Sean Penn is a great guy. He goes around and helps people. He apparently loves to go to In-N-Out and he’s a fantastic actor. Back in 1999, Terrence Malick’s The Thing Red Line came out. Sean Penn was the star of the film and he asked 20th Century Fox to get him a private jet to go watch the screening with Malick in Houston.
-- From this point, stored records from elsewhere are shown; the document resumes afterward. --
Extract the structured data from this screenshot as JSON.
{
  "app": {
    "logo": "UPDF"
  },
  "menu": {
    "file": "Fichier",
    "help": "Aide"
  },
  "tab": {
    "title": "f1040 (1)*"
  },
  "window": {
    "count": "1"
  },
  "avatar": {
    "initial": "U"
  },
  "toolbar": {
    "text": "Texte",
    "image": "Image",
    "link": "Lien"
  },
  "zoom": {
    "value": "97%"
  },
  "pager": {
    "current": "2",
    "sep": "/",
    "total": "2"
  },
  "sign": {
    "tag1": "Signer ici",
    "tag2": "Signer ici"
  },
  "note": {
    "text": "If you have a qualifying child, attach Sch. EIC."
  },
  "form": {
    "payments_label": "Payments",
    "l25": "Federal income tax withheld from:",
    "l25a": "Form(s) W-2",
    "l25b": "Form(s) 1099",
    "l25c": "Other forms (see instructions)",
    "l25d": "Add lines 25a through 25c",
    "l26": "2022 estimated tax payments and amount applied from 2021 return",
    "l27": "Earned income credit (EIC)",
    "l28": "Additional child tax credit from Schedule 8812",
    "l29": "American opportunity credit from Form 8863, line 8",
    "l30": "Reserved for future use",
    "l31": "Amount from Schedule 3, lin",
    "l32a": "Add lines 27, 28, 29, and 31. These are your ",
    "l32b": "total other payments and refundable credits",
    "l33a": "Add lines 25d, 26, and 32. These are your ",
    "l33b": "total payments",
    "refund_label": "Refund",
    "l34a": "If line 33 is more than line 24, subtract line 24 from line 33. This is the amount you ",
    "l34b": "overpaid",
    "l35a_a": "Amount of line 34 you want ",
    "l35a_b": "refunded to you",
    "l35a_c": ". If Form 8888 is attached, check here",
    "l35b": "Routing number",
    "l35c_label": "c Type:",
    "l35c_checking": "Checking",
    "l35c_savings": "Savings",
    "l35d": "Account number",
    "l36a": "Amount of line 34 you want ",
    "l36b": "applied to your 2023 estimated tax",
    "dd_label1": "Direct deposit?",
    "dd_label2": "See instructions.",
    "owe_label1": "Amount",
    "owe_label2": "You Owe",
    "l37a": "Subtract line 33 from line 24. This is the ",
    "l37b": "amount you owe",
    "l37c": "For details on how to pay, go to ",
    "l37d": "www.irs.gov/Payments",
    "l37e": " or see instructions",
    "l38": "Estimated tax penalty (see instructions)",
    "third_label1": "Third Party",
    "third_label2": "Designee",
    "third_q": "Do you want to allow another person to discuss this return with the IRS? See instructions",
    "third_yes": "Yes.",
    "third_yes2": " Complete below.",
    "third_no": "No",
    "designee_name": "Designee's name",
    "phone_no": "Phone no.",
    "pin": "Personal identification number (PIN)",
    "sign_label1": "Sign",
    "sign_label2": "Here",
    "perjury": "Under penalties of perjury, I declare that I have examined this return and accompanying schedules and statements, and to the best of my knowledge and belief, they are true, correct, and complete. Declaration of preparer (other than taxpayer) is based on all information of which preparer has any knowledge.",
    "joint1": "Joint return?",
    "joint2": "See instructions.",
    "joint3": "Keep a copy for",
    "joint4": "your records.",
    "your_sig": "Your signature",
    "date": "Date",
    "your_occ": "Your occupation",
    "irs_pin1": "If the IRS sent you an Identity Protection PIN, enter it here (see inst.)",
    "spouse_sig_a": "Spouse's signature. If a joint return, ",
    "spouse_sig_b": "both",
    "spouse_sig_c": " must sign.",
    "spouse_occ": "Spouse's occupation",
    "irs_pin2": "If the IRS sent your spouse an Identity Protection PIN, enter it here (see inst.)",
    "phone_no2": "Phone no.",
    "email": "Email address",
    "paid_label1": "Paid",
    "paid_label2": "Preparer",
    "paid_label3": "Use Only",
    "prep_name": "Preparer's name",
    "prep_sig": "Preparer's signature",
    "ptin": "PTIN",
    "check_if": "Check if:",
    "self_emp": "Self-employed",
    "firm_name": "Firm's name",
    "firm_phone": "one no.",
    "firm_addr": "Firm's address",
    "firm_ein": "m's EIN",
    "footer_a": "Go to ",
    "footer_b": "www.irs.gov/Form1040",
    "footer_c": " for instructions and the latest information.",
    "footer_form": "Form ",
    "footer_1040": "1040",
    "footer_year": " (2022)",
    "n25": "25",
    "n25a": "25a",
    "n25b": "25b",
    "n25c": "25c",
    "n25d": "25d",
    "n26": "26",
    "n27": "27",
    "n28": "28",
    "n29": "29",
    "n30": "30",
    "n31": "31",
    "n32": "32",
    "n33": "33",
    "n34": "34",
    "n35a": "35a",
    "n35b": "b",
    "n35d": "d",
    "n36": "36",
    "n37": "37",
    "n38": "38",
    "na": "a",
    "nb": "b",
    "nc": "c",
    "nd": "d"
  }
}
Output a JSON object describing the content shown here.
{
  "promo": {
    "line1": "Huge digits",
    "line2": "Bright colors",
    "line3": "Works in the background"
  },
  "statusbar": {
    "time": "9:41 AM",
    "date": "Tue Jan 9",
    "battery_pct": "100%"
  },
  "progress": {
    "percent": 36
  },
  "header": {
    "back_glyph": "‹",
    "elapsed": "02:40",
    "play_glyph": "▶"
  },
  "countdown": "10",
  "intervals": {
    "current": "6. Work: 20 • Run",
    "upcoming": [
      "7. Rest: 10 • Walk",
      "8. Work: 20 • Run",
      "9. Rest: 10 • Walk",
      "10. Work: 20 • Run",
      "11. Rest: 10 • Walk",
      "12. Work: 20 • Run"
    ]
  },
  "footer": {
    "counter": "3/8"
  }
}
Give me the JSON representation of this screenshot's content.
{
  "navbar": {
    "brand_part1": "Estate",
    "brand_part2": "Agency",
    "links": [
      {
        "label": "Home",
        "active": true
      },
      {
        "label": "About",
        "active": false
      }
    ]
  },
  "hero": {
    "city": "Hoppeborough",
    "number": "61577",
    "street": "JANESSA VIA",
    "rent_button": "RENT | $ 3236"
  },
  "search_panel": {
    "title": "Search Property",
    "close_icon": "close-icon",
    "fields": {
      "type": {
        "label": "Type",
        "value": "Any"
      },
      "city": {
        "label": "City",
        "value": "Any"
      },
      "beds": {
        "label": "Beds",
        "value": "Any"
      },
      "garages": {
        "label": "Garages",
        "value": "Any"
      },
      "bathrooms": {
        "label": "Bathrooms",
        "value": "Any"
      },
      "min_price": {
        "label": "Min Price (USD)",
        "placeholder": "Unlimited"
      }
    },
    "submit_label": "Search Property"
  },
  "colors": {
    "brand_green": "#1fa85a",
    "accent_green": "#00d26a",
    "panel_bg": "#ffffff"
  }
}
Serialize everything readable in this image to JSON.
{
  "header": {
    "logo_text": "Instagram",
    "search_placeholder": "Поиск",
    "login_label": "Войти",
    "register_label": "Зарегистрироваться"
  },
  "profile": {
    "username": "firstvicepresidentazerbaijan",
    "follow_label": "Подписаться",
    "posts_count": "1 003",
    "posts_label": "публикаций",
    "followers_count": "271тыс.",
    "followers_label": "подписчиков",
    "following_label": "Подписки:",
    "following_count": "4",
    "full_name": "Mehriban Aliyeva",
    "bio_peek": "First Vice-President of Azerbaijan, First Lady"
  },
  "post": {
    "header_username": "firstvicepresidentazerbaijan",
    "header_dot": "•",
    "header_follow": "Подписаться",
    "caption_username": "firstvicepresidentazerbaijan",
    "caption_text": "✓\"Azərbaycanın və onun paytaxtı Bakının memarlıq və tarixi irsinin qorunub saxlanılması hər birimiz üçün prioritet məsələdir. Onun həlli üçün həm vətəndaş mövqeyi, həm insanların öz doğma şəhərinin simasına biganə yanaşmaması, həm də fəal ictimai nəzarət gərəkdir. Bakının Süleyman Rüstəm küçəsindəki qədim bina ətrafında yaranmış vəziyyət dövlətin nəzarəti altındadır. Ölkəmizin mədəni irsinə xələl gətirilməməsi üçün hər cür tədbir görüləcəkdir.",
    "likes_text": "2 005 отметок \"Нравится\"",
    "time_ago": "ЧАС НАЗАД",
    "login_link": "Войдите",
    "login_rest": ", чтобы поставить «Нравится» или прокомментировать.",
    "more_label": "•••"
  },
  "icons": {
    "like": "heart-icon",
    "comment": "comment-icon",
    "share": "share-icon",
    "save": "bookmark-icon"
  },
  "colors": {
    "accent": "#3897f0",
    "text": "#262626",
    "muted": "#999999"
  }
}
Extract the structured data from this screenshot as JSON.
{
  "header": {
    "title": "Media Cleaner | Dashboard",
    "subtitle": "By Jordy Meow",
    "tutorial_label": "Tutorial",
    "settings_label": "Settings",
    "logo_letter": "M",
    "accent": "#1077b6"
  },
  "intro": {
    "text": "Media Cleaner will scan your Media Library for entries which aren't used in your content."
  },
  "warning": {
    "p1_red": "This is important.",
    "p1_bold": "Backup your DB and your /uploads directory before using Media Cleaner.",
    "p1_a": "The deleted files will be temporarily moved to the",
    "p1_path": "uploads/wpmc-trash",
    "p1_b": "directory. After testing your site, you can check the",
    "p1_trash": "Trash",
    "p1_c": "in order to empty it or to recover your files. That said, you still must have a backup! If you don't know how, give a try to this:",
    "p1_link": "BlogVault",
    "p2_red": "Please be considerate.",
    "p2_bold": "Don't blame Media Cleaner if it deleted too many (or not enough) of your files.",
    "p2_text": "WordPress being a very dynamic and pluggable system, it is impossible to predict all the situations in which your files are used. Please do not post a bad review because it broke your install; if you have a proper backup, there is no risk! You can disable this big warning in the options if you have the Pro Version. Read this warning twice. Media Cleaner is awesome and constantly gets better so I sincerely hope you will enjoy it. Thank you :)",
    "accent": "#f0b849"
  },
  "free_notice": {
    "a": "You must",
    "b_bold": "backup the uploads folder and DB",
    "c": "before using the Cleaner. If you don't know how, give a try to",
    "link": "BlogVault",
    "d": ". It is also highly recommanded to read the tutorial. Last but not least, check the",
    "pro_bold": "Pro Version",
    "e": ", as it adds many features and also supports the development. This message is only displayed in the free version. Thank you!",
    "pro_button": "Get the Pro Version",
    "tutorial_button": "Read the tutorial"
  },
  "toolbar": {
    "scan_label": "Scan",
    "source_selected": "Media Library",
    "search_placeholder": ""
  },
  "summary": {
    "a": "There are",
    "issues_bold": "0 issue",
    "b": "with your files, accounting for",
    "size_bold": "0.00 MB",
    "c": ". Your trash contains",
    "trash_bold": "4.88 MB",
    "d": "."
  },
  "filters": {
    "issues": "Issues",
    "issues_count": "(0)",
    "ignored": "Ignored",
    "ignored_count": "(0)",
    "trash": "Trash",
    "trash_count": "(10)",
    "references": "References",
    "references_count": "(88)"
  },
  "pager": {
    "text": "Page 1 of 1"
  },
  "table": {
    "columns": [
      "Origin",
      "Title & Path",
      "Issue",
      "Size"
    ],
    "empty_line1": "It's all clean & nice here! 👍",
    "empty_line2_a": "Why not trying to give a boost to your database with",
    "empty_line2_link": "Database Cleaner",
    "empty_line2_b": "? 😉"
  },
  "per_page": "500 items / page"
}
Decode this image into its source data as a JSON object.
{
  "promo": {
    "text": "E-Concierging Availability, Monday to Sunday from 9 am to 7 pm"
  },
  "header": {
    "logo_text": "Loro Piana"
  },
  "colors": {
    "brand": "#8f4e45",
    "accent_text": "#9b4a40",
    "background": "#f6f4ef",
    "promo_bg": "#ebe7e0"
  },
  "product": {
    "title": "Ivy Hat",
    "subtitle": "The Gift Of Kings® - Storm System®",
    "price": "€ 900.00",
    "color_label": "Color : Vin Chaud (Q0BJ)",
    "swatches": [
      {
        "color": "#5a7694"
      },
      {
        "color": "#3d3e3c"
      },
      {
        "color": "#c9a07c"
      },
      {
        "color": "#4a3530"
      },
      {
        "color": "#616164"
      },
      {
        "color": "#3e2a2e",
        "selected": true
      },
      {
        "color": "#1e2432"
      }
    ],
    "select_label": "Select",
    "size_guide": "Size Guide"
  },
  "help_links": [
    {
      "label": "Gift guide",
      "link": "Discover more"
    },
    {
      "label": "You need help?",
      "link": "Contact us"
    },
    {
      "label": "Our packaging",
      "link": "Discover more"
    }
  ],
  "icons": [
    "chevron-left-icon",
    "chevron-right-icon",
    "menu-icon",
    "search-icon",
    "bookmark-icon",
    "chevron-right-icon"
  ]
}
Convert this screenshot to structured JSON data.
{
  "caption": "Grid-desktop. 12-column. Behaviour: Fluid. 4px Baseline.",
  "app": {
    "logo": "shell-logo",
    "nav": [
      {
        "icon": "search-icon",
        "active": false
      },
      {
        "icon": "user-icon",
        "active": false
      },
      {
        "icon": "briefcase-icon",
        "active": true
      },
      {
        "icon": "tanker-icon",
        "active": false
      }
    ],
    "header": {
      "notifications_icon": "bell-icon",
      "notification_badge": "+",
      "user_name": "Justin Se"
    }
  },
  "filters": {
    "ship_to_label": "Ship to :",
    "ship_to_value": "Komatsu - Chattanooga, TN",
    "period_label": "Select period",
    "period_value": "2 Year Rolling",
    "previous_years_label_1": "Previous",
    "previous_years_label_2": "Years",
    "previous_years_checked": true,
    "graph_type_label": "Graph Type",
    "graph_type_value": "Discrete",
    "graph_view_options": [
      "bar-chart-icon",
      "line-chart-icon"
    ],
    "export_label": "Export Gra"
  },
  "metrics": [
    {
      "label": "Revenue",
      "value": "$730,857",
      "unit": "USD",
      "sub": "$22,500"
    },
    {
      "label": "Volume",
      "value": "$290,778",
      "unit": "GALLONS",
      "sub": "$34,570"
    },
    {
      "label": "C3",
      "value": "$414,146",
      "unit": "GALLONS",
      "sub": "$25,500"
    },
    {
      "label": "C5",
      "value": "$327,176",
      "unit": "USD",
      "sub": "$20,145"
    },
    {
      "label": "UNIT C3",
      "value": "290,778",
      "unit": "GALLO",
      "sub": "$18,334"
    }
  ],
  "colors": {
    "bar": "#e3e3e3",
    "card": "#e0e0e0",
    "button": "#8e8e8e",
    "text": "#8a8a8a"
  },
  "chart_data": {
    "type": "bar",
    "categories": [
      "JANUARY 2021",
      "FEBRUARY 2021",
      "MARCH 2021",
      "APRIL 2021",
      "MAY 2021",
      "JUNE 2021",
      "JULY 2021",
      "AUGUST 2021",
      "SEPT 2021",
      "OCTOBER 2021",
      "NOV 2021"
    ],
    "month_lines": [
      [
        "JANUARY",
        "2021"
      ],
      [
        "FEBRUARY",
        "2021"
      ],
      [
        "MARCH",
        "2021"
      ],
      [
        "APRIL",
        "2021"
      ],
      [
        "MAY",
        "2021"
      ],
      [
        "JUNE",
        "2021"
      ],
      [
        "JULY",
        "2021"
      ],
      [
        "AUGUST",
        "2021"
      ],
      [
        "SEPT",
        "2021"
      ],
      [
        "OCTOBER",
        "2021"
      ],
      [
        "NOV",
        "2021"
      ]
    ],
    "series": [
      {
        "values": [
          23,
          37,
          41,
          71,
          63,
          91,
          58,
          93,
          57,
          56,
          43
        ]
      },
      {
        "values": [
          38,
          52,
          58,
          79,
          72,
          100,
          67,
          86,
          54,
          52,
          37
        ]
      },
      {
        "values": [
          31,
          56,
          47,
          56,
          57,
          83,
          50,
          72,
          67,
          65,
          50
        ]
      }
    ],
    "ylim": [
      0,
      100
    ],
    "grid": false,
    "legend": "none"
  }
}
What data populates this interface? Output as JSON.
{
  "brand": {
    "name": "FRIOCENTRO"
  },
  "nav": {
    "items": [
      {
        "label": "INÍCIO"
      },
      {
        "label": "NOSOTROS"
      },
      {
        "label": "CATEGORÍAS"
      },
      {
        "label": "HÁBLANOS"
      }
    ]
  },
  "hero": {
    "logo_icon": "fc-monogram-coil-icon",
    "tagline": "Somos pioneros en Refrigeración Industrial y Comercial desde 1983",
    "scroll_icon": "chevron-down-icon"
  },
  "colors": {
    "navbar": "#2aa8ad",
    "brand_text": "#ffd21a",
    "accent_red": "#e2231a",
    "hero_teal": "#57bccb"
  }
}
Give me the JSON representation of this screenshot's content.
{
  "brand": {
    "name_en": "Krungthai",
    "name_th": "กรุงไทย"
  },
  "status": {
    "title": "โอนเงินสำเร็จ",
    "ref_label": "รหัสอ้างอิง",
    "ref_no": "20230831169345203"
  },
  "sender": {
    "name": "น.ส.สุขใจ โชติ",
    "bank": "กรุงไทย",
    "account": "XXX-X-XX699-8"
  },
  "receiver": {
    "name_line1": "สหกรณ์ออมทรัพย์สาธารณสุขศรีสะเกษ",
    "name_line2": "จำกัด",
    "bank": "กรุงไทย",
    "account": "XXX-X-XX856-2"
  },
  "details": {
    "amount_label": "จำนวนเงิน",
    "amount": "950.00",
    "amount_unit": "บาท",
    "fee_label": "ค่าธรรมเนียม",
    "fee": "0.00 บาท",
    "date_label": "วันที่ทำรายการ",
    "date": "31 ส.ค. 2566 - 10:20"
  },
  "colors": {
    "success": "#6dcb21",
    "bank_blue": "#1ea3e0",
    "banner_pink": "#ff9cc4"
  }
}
The idea, of course, is for both the actor and director to promote their film. Fox refused Penn, citing the cost of the private jet and that it wasn’t their policy to do such things. After all, one would think a successful actor to afford a jet. Penn got angry and wrote the following letter (which Letters of Note brilliantly has), which is awesome.
January 6, 1999
To whom it may or may not concern at 20th Century Fox, et al. (in hope that those copied will spread the word to those deserving):
The purpose of this scratchpad communique may well be as much to amuse you or inform you. Clearly, its less than humble writer has found grounds for amusement in its content.
In my continuing effort to support our shared entity, “The Thin Red Line,” I have yet again run into another of the endless bureaucratic hurdles that your company relentlessly plants in my path. As a result of Terry Malick’s invitation, I made plans to join Terry in supporting the film’s screening, and ultimately its profile in Houston. As I have two movies, two children and (as each woman is at least two people) two wives presently in distribution, my schedule is rather hectic. I therefore requested that Mr. Murdoch’s gigantic corporation might be so generous (with the money they’ve earned exploiting the pain and suffering of myself and my peers in their tabloids) as to supply me with a private jet to travel to Houston.
The response was a clear NO.
Two things were cited: 1) The $40,000 cost. 2) Policy. As to number 1, we at my tiny little San Francisco office went ahead and priced the cost of such a jet ourselves. In fact, it came to $16,000, which we had offered would be divided by two, as Fine Line Pictures had already committed to pay half (I would do an interview on behalf of “Hurlyburly” while I was there). Next we priced the commercial fare somewhere in the area of $2,000. The final cost differential to Mr. Murdoch’s pool-heating expenses: A WHOPPING $6,000, which, against the price cut I offered in my deal to act in this movie, seemed equivalent to the fair market price of one hair on Mr. Rupert Murdoch’s formidable ass. Next comes policy, the number 2 reason cited us in denial of our request. Evidently this is a word prized by Mr. Murdoch’s company as I ran into it before when Mr. Malick requested that I be given an opportunity to view a videotape of the movie prior to his locking the print. I think we all know what a shameful little dance went on there, with wasted time, wasted money in the name of a policy. Has anyone at 20th Century Fox considered that it might not be my policy to do 7-figure favors for multi-national corporate interests as I did when I took the salary you paid me on “The Thin Red Line”?
Bottom line is…our policies collide. Good luck with the picture.
P.S. I know you guys don’t remember what the inside of a commercial airline terminal looks like, but if you send me a picture of your jets, I’ll send you a picture of the door at the Red Carpet Room. Wish I could’ve been in Houston. It’s a beautiful movie and I’d like to have helped spread the word.
P.P.S. If my name is unfamiliar to you, you can check your computers under Movie Buff. I believe they consider me to be someone with a career.
cc: Rupert Murdoch, Peter Chernin, Bill Mechanic, Laura Ziskin, Tom Sherak, Mike Medavoy, Terry Malick, Brian Gersh, God Almighty, Kit Caruthers
It’s a fantastic letter. But is anyone right? Are they both wrong? Well, Penn is a rich actor but should he really have to pay for what is ultimately a work expense? If you were working on something for a company and you wanted it to succeed, but part of that included going halfway across the country for it would you pay?